Do you know the RunOnce key in the registry? If you do not know we will talk about it below, after we see what it does.
Various programs and services can add some command there, which will run once on their next startup Windows and then it will be deleted.
However, Windows supports several options to force the key not to be deleted, which is wrong. Especially if you advertise it.
RunOnce can (as mentioned above) be found in the registry by following the (HKLM) and (HKCU) paths.
- HKEY_LOCAL_MACHINE \ Software \ Microsoft \ Windows \ CurrentVersion \ RunOnce
- HKEY_CURRENT_USER \ Software \ Microsoft \ Windows \ CurrentVersion \ RunOnce
These keys are used by various applications placing entries to enable for example certain functions to start on the first boot after the installation.
But any malware could do the same. He could just pass his orders there. This would not be a big problem if RunOnce ran a command at startup and then deleted it automatically.
But Microsoft seems to have published by 2018, a website with more information about the Run and RunOnce keys. By default, the RunOnce key value is deleted before the command line is executed.
But Microsoft says:
You can add it name of a RunOnce value with an exclamation mark (!) to defer deleting the value until after the command has run. Without the exclamation mark, the associated program will not run the next time your computer starts if the RunOnce function fails.

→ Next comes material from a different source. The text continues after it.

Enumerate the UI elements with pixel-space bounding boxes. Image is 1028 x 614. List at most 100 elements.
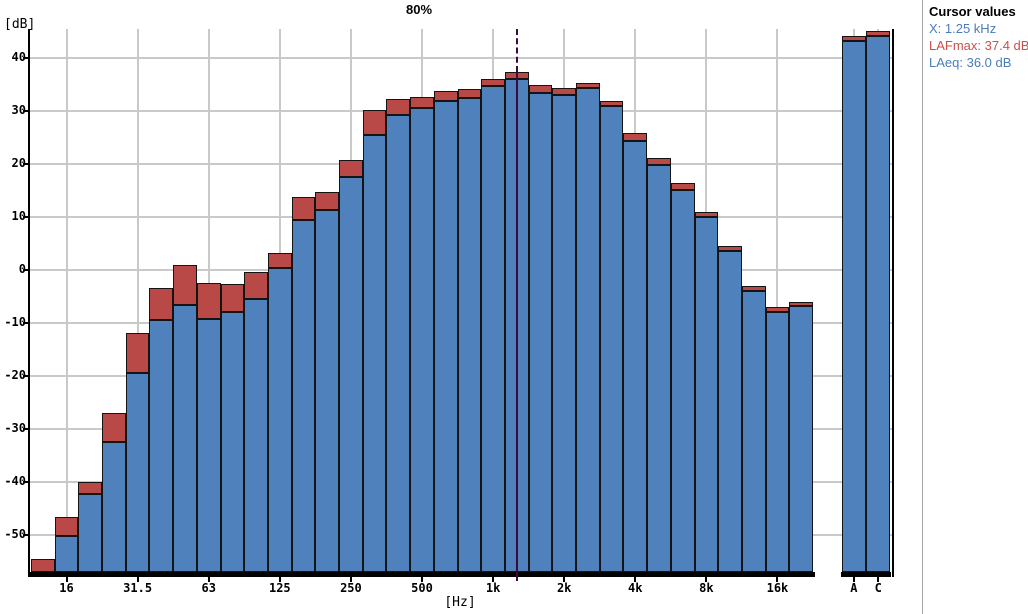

There is even another option that the malicious will love users. If you add an asterisk (*) before the name of a value it will run the command in RunOnce instead of ignoring it in safe mode.
The icing on the cake is Microsoft warning that a program running on these keys should not write its own key when it runs, as this will affect other programs that have RunOnce entries.
It states that applications should use the RunOnce key only temporarily, such as to complete the application setup. An application should not constantly create entries in RunOnce as this will affect the installation of Windows.